Schooling for a Scarred Generation
March 12, 2002After 20 years of war, just 35 percent of men and 5 percent of women in Afghanistan's once-learned population can read and write. But the war is near over, or seems so, and education alongside the immediate task of feeding people has been made a top priority for the interim government of Hamid Karzai.
His administration together with the United Nations Children's Fund now wants to make sure that at least 1.7 million new Afghan students will be able to receive basic education when the new school year starts in late March after the end of the long, harsh winter.
In Afghanistan's native languages it's called sabak – "the return of learning".
As part of the back-to-school campaign, UNICEF has delivered huge volumes of teaching material and hired tens of thousands of teachers to re-start schooling on March 21.
During the years of Taliban rule there were primarily religious schools in Afghanistan. Girls got no official education at all and women teachers were banned
The UNICEF campaign marks the first time in more than 5 years that women teachers and girls are allowed back into Afghan schools.
An elementary start
Reinhard Schlagintweit, the head of UNICEF Germany, said that the Afghan government is eager to face up to the daunting task of education for all.
"For many years schooling was in a very bad state because the Taliban rule did not allow women to teach. But 80 percent of Afghan teachers were women, and girls could not go to school at all. So now is the chance, with the help also of the money which comes from the international organisations, to pay teachers again"
After the announcement of the campaign in Berlin, Schlagintweit said that UNICEF has hired more than 50,000 women teachers and has distributed 60,000 so-called school-in-a-box kits, a complete unit containing enough classroom material for a class of 40 children.
Along with textbook, workbooks, pencils and the like, the UNICEF will also supply teachers with chalk boards, teaching materials and training in the new school curriculum that has been developed by the education authorities along with UNICEF's help. The UNICEF will also provide tents for temporary classrooms along with portable toilets.
Thirst for knowledge
But he also said that he expects some problems especially in areas where the war has not yet ended.
"I cannot promise that it will be carried through all over Afghanistan because security is still a problem. There are areas where there is still fighting. But the government and UNICEF are doing their very best to bring as many children into school as possible."
Less trouble, he said, can be expected from Afghanistan's religious rulers. Resistance to education had been due more to poverty and years of conflict than local culture and religion.
And many of the strict edicts imposed on education by the Taliban rulers have even created a longing for knowledge, he said.

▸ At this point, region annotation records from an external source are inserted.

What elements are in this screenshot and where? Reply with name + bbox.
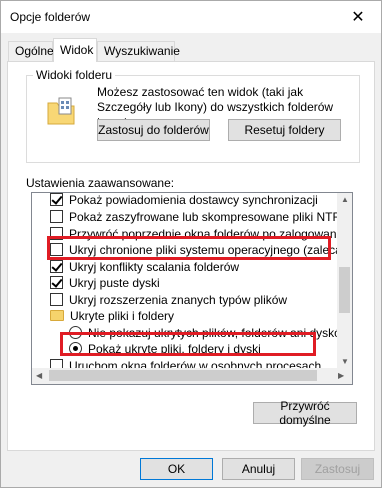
tab-label: Widok <box>60 43 94 57</box>
tab-view[interactable]: Widok <box>53 38 97 62</box>
list-item[interactable]: Pokaż zaszyfrowane lub skompresowane pli… <box>50 208 353 225</box>
tab-general[interactable]: Ogólne <box>8 41 54 61</box>
scroll-left-icon[interactable]: ◀ <box>36 371 42 380</box>
tab-label: Ogólne <box>15 44 54 58</box>
list-item-label: Ukryj puste dyski <box>69 275 160 290</box>
apply-button[interactable]: Zastosuj <box>301 458 374 480</box>
list-item-label: Ukryj rozszerzenia znanych typów plików <box>69 292 288 307</box>
checkbox[interactable] <box>50 293 63 306</box>
cancel-button[interactable]: Anuluj <box>222 458 295 480</box>
list-item-label: Ukryte pliki i foldery <box>70 308 175 323</box>
horizontal-scrollbar[interactable]: ◀ ▶ <box>32 368 352 384</box>
list-item-label: Ukryj konflikty scalania folderów <box>69 259 240 274</box>
window-title: Opcje folderów <box>10 10 91 24</box>
highlight-box <box>47 236 331 260</box>
folder-icon <box>50 310 64 321</box>
advanced-settings-label: Ustawienia zaawansowane: <box>26 176 175 190</box>
list-item[interactable]: Ukryj konflikty scalania folderów <box>50 258 352 275</box>
checkbox-checked[interactable] <box>50 260 63 273</box>
checkbox-checked[interactable] <box>50 276 63 289</box>
list-item[interactable]: Ukryj rozszerzenia znanych typów plików <box>50 291 352 308</box>
list-item-label: Pokaż powiadomienia dostawcy synchroniza… <box>69 192 318 207</box>
checkbox[interactable] <box>50 210 63 223</box>
folder-options-window: Opcje folderów ✕ Ogólne Widok Wyszukiwan… <box>0 0 382 488</box>
scroll-right-icon[interactable]: ▶ <box>338 371 344 380</box>
vertical-scroll-thumb[interactable] <box>339 267 350 313</box>
scroll-down-icon[interactable]: ▼ <box>341 357 349 366</box>
title-bar: Opcje folderów ✕ <box>1 1 381 33</box>
list-item[interactable]: Ukryj puste dyski <box>50 274 352 291</box>
scroll-up-icon[interactable]: ▲ <box>341 195 349 204</box>
close-button[interactable]: ✕ <box>335 1 381 33</box>
checkbox-checked[interactable] <box>50 193 63 206</box>
folder-view-icon <box>47 97 75 125</box>
ok-button[interactable]: OK <box>140 458 213 480</box>
tab-label: Wyszukiwanie <box>104 44 180 58</box>
highlight-box <box>60 332 316 356</box>
list-item[interactable]: Pokaż powiadomienia dostawcy synchroniza… <box>50 192 352 208</box>
apply-to-folders-button[interactable]: Zastosuj do folderów <box>97 119 210 141</box>
horizontal-scroll-thumb[interactable] <box>49 370 317 381</box>
tab-search[interactable]: Wyszukiwanie <box>97 41 180 61</box>
reset-folders-button[interactable]: Resetuj foldery <box>228 119 341 141</box>
restore-defaults-button[interactable]: Przywróć domyślne <box>253 399 357 427</box>
list-item-label: Pokaż zaszyfrowane lub skompresowane pli… <box>69 209 353 224</box>
vertical-scrollbar[interactable]: ▲ ▼ <box>337 193 352 369</box>
advanced-settings-list[interactable]: Pokaż powiadomienia dostawcy synchroniza… <box>31 192 353 385</box>
list-item: Ukryte pliki i foldery <box>50 307 352 324</box>
folder-views-title: Widoki folderu <box>33 68 116 82</box>
close-icon: ✕ <box>351 9 365 26</box>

"The desire to learn is much greater than it was 20 years ago. All people who have witnessed the first schools which were set up after the Taliban had left have said that the children are so eager, and that the parents are so eager to send their boys and girls into school, so that there is an enormous atmosphere that all want to go into the future."
UNICEF has enlisted the help of local radio, and the women's associations all over Afghanistan to make the campaign a success.
UNICEF is also working with the BBC to develop a series of radio messages in local languages, encouraging parents to register their children at school and providing information on the schools.
Tellingly, said Schlagintweit, one of the first subjects to be taught will be mine awareness – a key factor in a country where mine-related deaths are commonplace.
But much remains to be done.
The logistical challenge of rebuilding shattered school and university buildings, paying the salaries of thousands of teachers and school staff, printing new textbooks and ordering school supplies is daunting.